In particular, Skloot describes strange twists of fate in the HeLa history, such as how it was a team of black scientists at the Tuskegee Institute, in Alabama, who first scaled up the production of HeLa cells so that they could be used to develop the polio vaccine by Jonas Salk in the early 1950s. In a ghastly coincidence, the African American scientists at Tuskegee were figuring out how to produce some 20,000 tubes of HeLa cells a week during the same time and at the same place that the infamous Tuskegee syphilis experiments were performed. In the profoundly unethical syphilis study, public health researchers recruited hundreds of black syphilis patients but denied them the curative penicillin treatment and information about the cure, which led to the deaths and infection of the patients' spouses and children.
INTENTIONALLY GIVEN
Rebecca Skloot has established the Henrietta Lacks Foundation, a nonprofit organization that will provide scholarships and health insurance to the descendants of Henrietta Lacks. Skloot is contributing a portion of the book's proceeds to the foundation: http://rebeccaskloot.com/book-special-features/henrietta-lacks-foundation.
The Tuskegee syphilis study was eventually a driving factor for the development of informed consent regulations for human subjects in clinical trials in the U.S. But HeLa cells also played a part in the National Institutes of Health's decision to require recipients of its funding to have their studies approved by ethical review boards. Skloot writes of Chester Southam, the chief of virology at Sloan-Kettering Institute of Cancer Research, who first injected prisoners with HeLa cells in 1954 to see whether the cancer cells would establish themselves in the subjects. In some patients they did. Southam continued these experiments for nearly a decade until three Jewish doctors, all-too aware of Nazi experimentation on human subjects, refused to inject the cells into patients and delivered their resignation letters to the press.

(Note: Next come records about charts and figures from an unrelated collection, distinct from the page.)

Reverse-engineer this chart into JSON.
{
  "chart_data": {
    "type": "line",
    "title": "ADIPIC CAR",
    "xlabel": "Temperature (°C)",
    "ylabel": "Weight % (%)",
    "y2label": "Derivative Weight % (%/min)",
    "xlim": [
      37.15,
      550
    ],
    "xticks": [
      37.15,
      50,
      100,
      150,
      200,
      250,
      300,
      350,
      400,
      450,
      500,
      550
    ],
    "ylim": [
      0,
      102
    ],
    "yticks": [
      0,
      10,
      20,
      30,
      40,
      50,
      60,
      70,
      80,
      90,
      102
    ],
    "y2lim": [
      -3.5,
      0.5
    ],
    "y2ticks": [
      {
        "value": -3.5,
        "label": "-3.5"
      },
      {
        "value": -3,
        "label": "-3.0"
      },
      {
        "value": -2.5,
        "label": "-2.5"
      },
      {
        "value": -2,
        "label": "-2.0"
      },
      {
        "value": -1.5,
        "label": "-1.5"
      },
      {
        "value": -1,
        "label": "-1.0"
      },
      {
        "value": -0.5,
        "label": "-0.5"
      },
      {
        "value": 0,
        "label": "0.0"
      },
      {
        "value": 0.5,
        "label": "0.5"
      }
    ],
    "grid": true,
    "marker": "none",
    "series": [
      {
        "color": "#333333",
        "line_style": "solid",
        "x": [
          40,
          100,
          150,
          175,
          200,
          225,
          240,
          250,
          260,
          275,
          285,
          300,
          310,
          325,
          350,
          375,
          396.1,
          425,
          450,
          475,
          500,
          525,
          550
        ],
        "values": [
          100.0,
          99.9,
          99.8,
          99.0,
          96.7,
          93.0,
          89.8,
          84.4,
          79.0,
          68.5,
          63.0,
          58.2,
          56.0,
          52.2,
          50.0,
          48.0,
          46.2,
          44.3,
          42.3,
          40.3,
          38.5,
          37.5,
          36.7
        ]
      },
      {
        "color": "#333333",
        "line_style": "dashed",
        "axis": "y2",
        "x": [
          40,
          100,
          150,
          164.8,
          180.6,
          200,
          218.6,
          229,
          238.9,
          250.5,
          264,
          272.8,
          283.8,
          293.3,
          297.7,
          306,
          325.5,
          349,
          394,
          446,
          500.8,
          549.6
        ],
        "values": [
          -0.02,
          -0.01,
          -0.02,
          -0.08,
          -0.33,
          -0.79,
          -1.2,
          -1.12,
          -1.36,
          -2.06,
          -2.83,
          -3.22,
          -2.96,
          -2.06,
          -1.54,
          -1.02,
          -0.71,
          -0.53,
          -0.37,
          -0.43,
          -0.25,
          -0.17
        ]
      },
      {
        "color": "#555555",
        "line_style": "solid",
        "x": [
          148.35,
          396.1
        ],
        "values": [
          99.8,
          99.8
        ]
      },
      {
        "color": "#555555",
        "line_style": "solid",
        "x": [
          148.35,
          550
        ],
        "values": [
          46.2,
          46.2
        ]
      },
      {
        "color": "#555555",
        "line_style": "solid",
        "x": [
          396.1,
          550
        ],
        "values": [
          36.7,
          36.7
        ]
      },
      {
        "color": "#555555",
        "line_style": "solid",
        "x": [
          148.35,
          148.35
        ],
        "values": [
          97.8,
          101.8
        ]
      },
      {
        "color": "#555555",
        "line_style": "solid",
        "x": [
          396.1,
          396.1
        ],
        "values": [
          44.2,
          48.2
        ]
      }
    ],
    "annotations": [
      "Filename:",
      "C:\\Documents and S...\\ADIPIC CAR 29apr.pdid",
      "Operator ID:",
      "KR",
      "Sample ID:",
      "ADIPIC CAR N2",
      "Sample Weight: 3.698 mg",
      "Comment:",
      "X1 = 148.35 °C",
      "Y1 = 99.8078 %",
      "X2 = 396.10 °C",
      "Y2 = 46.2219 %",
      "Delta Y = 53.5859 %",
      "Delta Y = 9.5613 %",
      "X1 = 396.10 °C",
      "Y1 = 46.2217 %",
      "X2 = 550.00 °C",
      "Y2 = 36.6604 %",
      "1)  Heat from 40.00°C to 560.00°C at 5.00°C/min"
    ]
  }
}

Skloot's presentation of her thorough research is an infinitely readable narrative whose chapters often jump around in time and switch between the Lacks family history and that of the many scientists who made famous and infamous developments with HeLa cells—all without seeming disjointed. Her writing is graceful and sensitive, but it does not soften the stark reality of Lacks's descendants, nor the tumultuous yet close relationship Skloot developed with the family over the decade that she researched the book. In particular, Skloot's relationship with Lacks's daughter Deborah is intertwined in the book: Deborah initially refused to return Skloot's phone calls for a year and once attacked Skloot physically, but the two eventually developed a friendship and went on research trips together.
Throughout this 369-page book the reader is often reminded that, today, trillions more of Lacks's cells exist in laboratories around the world than ever populated her body. These cells are routinely used to evaluate the efficacy of molecules developed by chemists, and many of the drugs and vaccines we take would not be possible without the cells of this mostly unknown woman. The book is an important acknowledgement of Henrietta Lacks's legacy, and it's an essential reminder that all human cells grown in labs across the world, HeLa or otherwise, came from individuals with fears, desires, and stories to tell.